Kachinski isn’t alone—his opinions are shared by people across the country who find themselves disappointed with the product of large-scale licensed producers. Smell is a big tell, an attribute that has long been appreciated by cannabis connoisseurs, and they now find themselves thoroughly underwhelmed with expensive product that doesn’t look good, doesn’t make them feel as good, and smells like nothing or, in some cases, hay.
EXPERTS ON THE SIDELINES
So we don’t have enough cannabis getting to retailers, and what we do have is not meeting expectations in terms of quality . . . Hmm. If only there were some experts with the ability, the knowledge, and the skills to supplement national inventory, or at least advise licensed retailers . . .
Of course, there already are. It’s no secret that the majority of the Canadian population was smoking pot prior to October 17th, 2018, and they got their product from existing retailers. Not just sketchy guys in dark alleyways either—professional retailers who worked out in the open, in the so-called “grey market,” to provide a product that they believed was justifiably good and right. And these companies and individuals with stock and experience to essentially bail out (or at least temporarily relieve pressure on) licensed producers and retailers have so far been shut out of the game they’ve been playing for decades.
It’s mind-boggling to consider that since October 17th, cannabis has become more difficult to acquire in Vancouver, a city championed as the country’s cannabis capital and which already had dozens of storefronts open! Existing grey market retailers have been forced to close while retail license applications are pending. These are retailers who in some cases have their own producers capable of delivering product to carry the market through this drought, and yet they are forced to sit on it.

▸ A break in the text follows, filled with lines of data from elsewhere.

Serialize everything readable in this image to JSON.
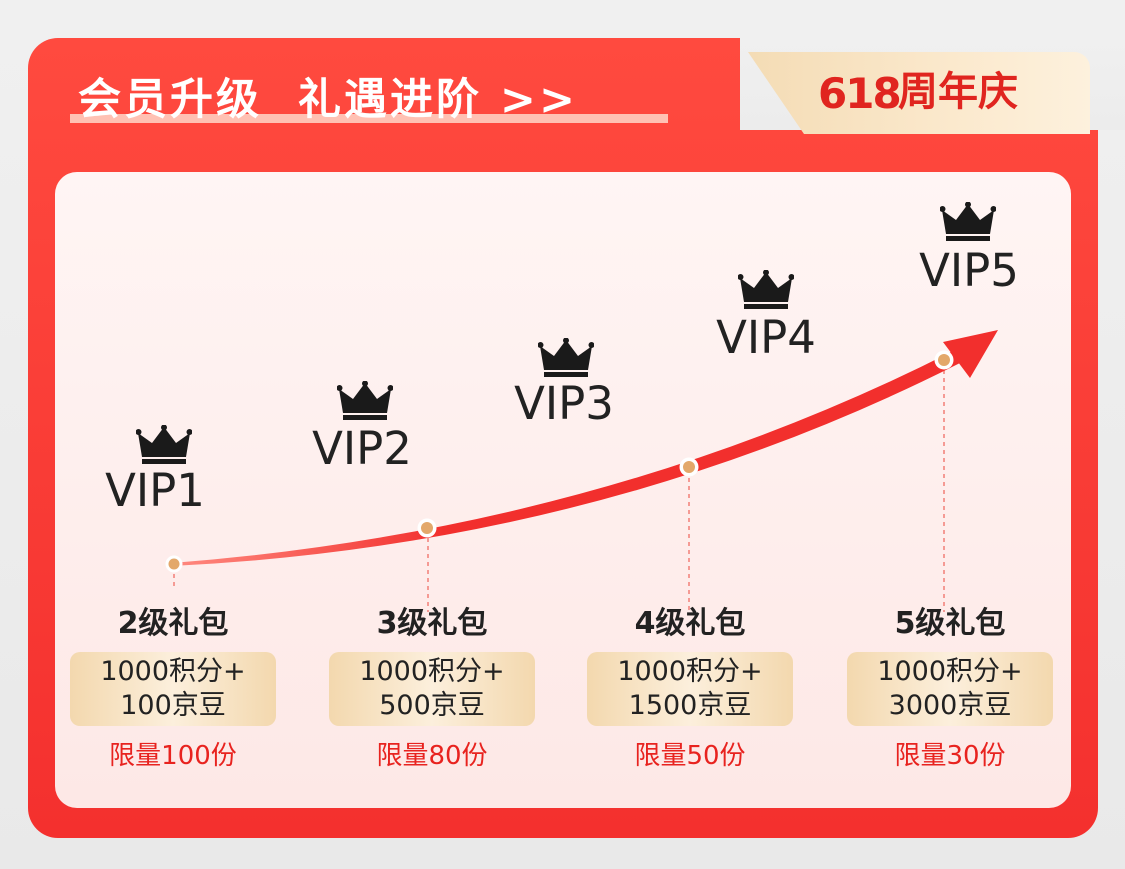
{
  "header": {
    "title": "会员升级  礼遇进阶 >>",
    "badge_number": "618",
    "badge_text": "周年庆"
  },
  "levels": [
    {
      "label": "VIP1",
      "icon": "crown-icon"
    },
    {
      "label": "VIP2",
      "icon": "crown-icon"
    },
    {
      "label": "VIP3",
      "icon": "crown-icon"
    },
    {
      "label": "VIP4",
      "icon": "crown-icon"
    },
    {
      "label": "VIP5",
      "icon": "crown-icon"
    }
  ],
  "packages": [
    {
      "title": "2级礼包",
      "reward_line1": "1000积分+",
      "reward_line2": "100京豆",
      "limit": "限量100份"
    },
    {
      "title": "3级礼包",
      "reward_line1": "1000积分+",
      "reward_line2": "500京豆",
      "limit": "限量80份"
    },
    {
      "title": "4级礼包",
      "reward_line1": "1000积分+",
      "reward_line2": "1500京豆",
      "limit": "限量50份"
    },
    {
      "title": "5级礼包",
      "reward_line1": "1000积分+",
      "reward_line2": "3000京豆",
      "limit": "限量30份"
    }
  ],
  "colors": {
    "primary_red": "#f4302e",
    "accent_red": "#e8231f",
    "gold": "#f3d8ae",
    "panel_bg": "#fff5f4",
    "text_dark": "#222222"
  }
}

Moreover, by cutting out small vendors and producers, we’re missing out on plenty of experimentation and variety that would make for a healthier, more active market. Just like craft brewers are able to take more chances and be more creative with their product than huge breweries who by virtue of the volume they produce need to please a wide market, small producers and vendors could combine their efforts to push the boundaries of cannabis products. The result of more producers and vendors, even small ones, would inevitably mean higher standards of quality brought about through healthy competition and experimentation.
For now, we’ll need to hope and wait for legislators to see the light. Licensed retailers don’t have enough product to meet demand, and it’s not that good. There are plenty of eligible experts standing on the sidelines, shut out of their own game. It’s understandable to be down with a case of the legalization blues.

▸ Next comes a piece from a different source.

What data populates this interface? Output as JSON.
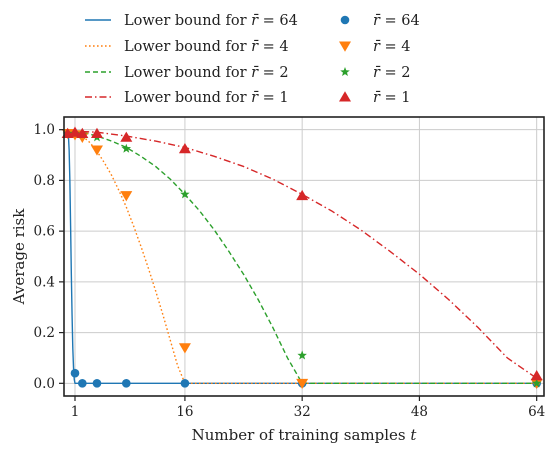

Perhaps our government should take a page from some American states which have been integrating existing grey market producers and vendors into the fold, creating a smoother market than our own. Surely much of our system’s current shortcomings are just growing pains, which will inevitably sort themselves out in the coming months and years . . . Hopefully.
Anyway, here’s to hoping, because for now it seems like we’ve been delivered a shoddy dream, one which may be hurting those who had dreamed it most fervently. Let’s remember that these issues with quality and supply are not only affecting recreational customers, but also people who need cannabis for medical purposes. With the current state of affairs, it’s no surprise that many consumers have been remaining with or returning to their grey market suppliers—many of whom are staying open at great personal risk because they feel that what they are doing is right. The government should perhaps consider an old adage, and if they can’t beat ‘em, join ‘em.